Firstly: Mods I apologize if this is in the wrong section, but I wasn't sure where else to put it.
I've been reading a lot of young adult fiction lately, and something has struck me especially in books such as Buddha Boy by Kathe Koja and What Happened to Lani Garver by Carol Plum-Ucci. In these books, and in some others I've read recently, the main character is part of a circle of friends who advise the main character to not befriend somebody, that doing so could adversely affect their position in the social hierarchy of the school. This could be due to the somebody's sexual or gender identity, or religion, or for any other reason.
Do such conversations really happen? Do "friends" actually tell their friends to avoid being friends with others because they're undesirable, because they're too low in the social order?

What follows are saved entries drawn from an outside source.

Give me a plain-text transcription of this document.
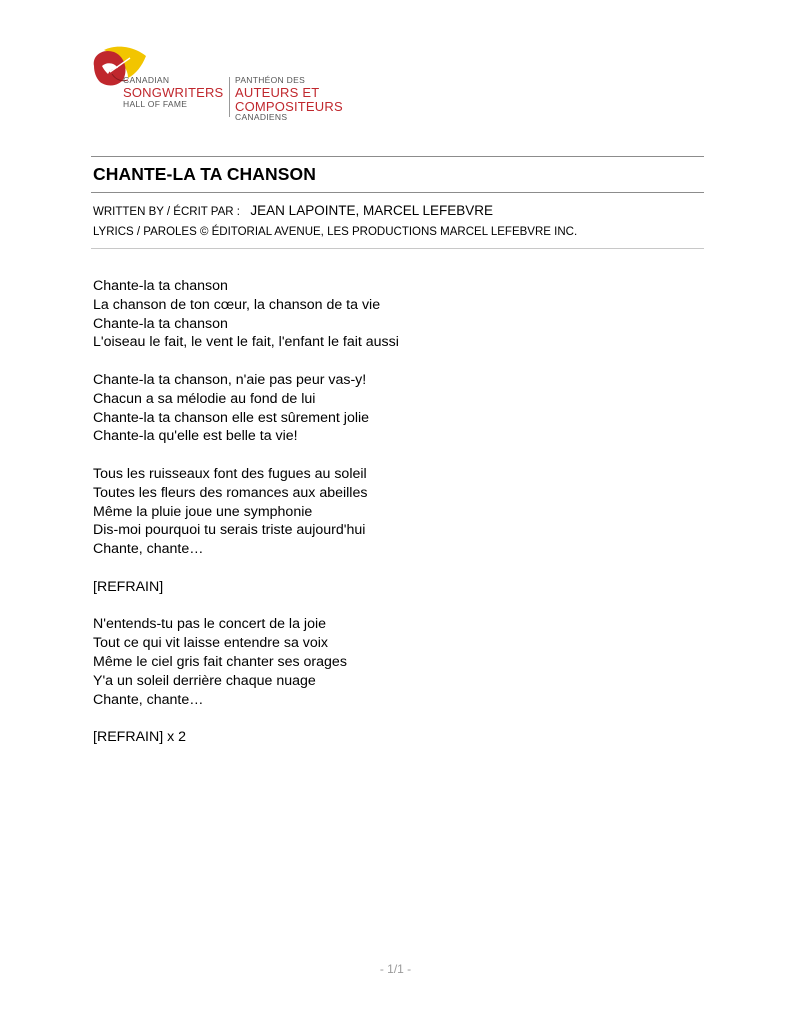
CANADIAN
SONGWRITERS
HALL OF FAME
PANTHÉON DES
AUTEURS ET
COMPOSITEURS
CANADIENS
CHANTE-LA TA CHANSON
WRITTEN BY / ÉCRIT PAR : JEAN LAPOINTE, MARCEL LEFEBVRE
LYRICS / PAROLES © ÉDITORIAL AVENUE, LES PRODUCTIONS MARCEL LEFEBVRE INC.
Chante-la ta chanson
La chanson de ton cœur, la chanson de ta vie
Chante-la ta chanson
L'oiseau le fait, le vent le fait, l'enfant le fait aussi
Chante-la ta chanson, n'aie pas peur vas-y!
Chacun a sa mélodie au fond de lui
Chante-la ta chanson elle est sûrement jolie
Chante-la qu'elle est belle ta vie!
Tous les ruisseaux font des fugues au soleil
Toutes les fleurs des romances aux abeilles
Même la pluie joue une symphonie
Dis-moi pourquoi tu serais triste aujourd'hui
Chante, chante…
[REFRAIN]
N'entends-tu pas le concert de la joie
Tout ce qui vit laisse entendre sa voix
Même le ciel gris fait chanter ses orages
Y'a un soleil derrière chaque nuage
Chante, chante…
[REFRAIN] x 2
- 1/1 -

I ask because I was in the outcasts when I was in high school. Like Brian and Allison from The Breakfast Club, I was among the "weirdos." "The kind of friends I [had] wouldn't mind" who else was among my friends. I certainly was never told by my friends to choose, and I had never told any of my friends to choose.
Themes like these have come up often in the young adult fiction I've read. I'm guessing that the answer to my questions above would be, "Yes, these are realistic conversations and interactions." I'd always thought that comments by Claire in The Breakfast Club were meant to be archetypal since the five characters seemed to be representative of five different types of high school groups. But in reading these books, it seems that even the things said by Claire were accurate. That friends would indeed try to limit who their friends could be friends with.

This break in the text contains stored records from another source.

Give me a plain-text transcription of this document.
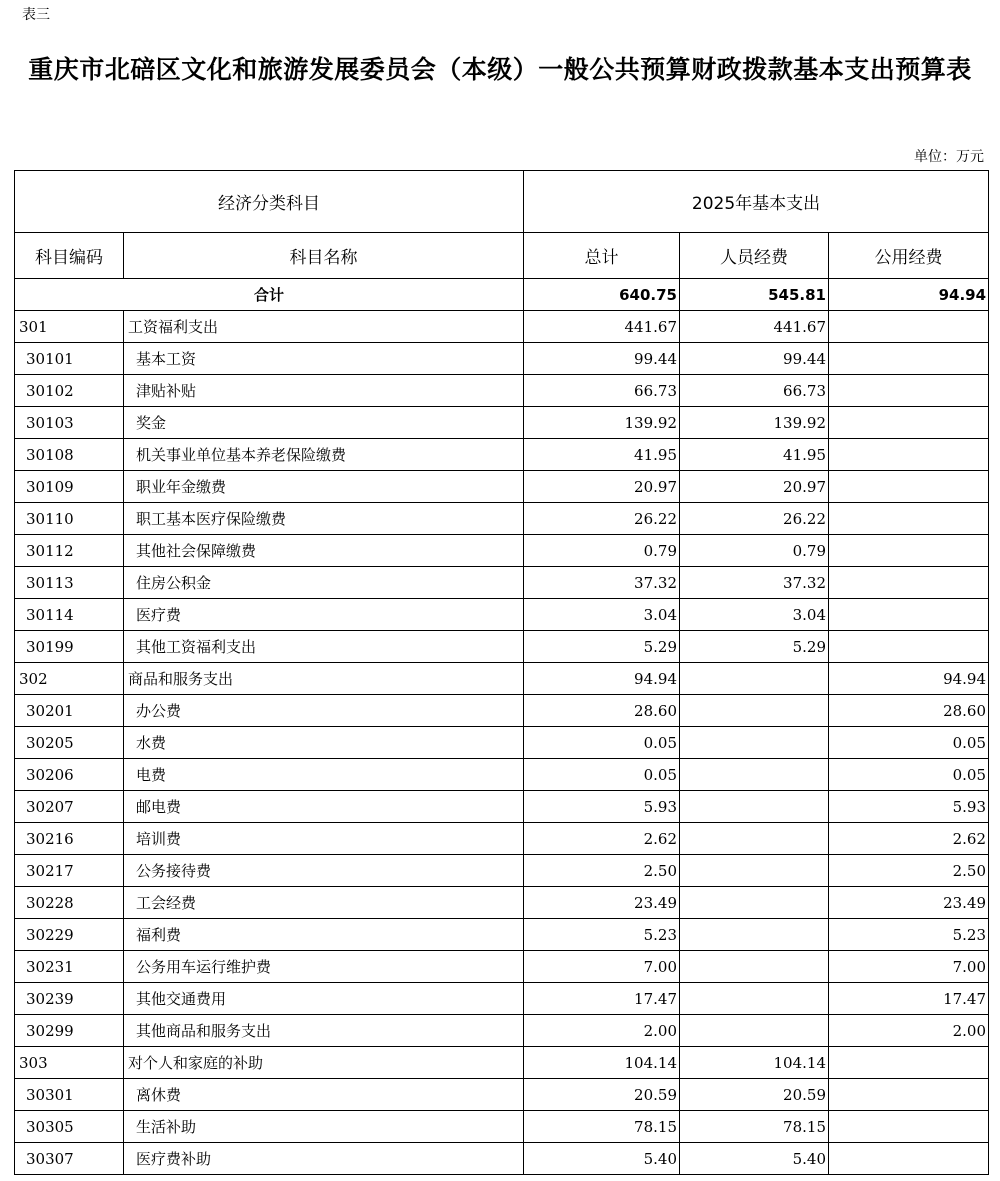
表三
重庆市北碚区文化和旅游发展委员会（本级）一般公共预算财政拨款基本支出预算表
单位：万元
经济分类科目		2025年基本支出		
科目编码	科目名称	总计	人员经费	公用经费
合计		640.75	545.81	94.94
301	工资福利支出	441.67	441.67	
30101	基本工资	99.44	99.44	
30102	津贴补贴	66.73	66.73	
30103	奖金	139.92	139.92	
30108	机关事业单位基本养老保险缴费	41.95	41.95	
30109	职业年金缴费	20.97	20.97	
30110	职工基本医疗保险缴费	26.22	26.22	
30112	其他社会保障缴费	0.79	0.79	
30113	住房公积金	37.32	37.32	
30114	医疗费	3.04	3.04	
30199	其他工资福利支出	5.29	5.29	
302	商品和服务支出	94.94		94.94
30201	办公费	28.60		28.60
30205	水费	0.05		0.05
30206	电费	0.05		0.05
30207	邮电费	5.93		5.93
30216	培训费	2.62		2.62
30217	公务接待费	2.50		2.50
30228	工会经费	23.49		23.49
30229	福利费	5.23		5.23
30231	公务用车运行维护费	7.00		7.00
30239	其他交通费用	17.47		17.47
30299	其他商品和服务支出	2.00		2.00
303	对个人和家庭的补助	104.14	104.14	
30301	离休费	20.59	20.59	
30305	生活补助	78.15	78.15	
30307	医疗费补助	5.40	5.40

This is appalling and chilling.
I'd like to say that I'm glad I was part of the outcasts, although that could seem like defending a clique, too. In our case, we weren't a clique really. We were friends who didn't tell our friends who they should or should not be friends with. We didn't necessarily like all of our friends' friends, but we never ordered them to choose Us or Them.
I never realized that even being an Outcast could be a sheltered position.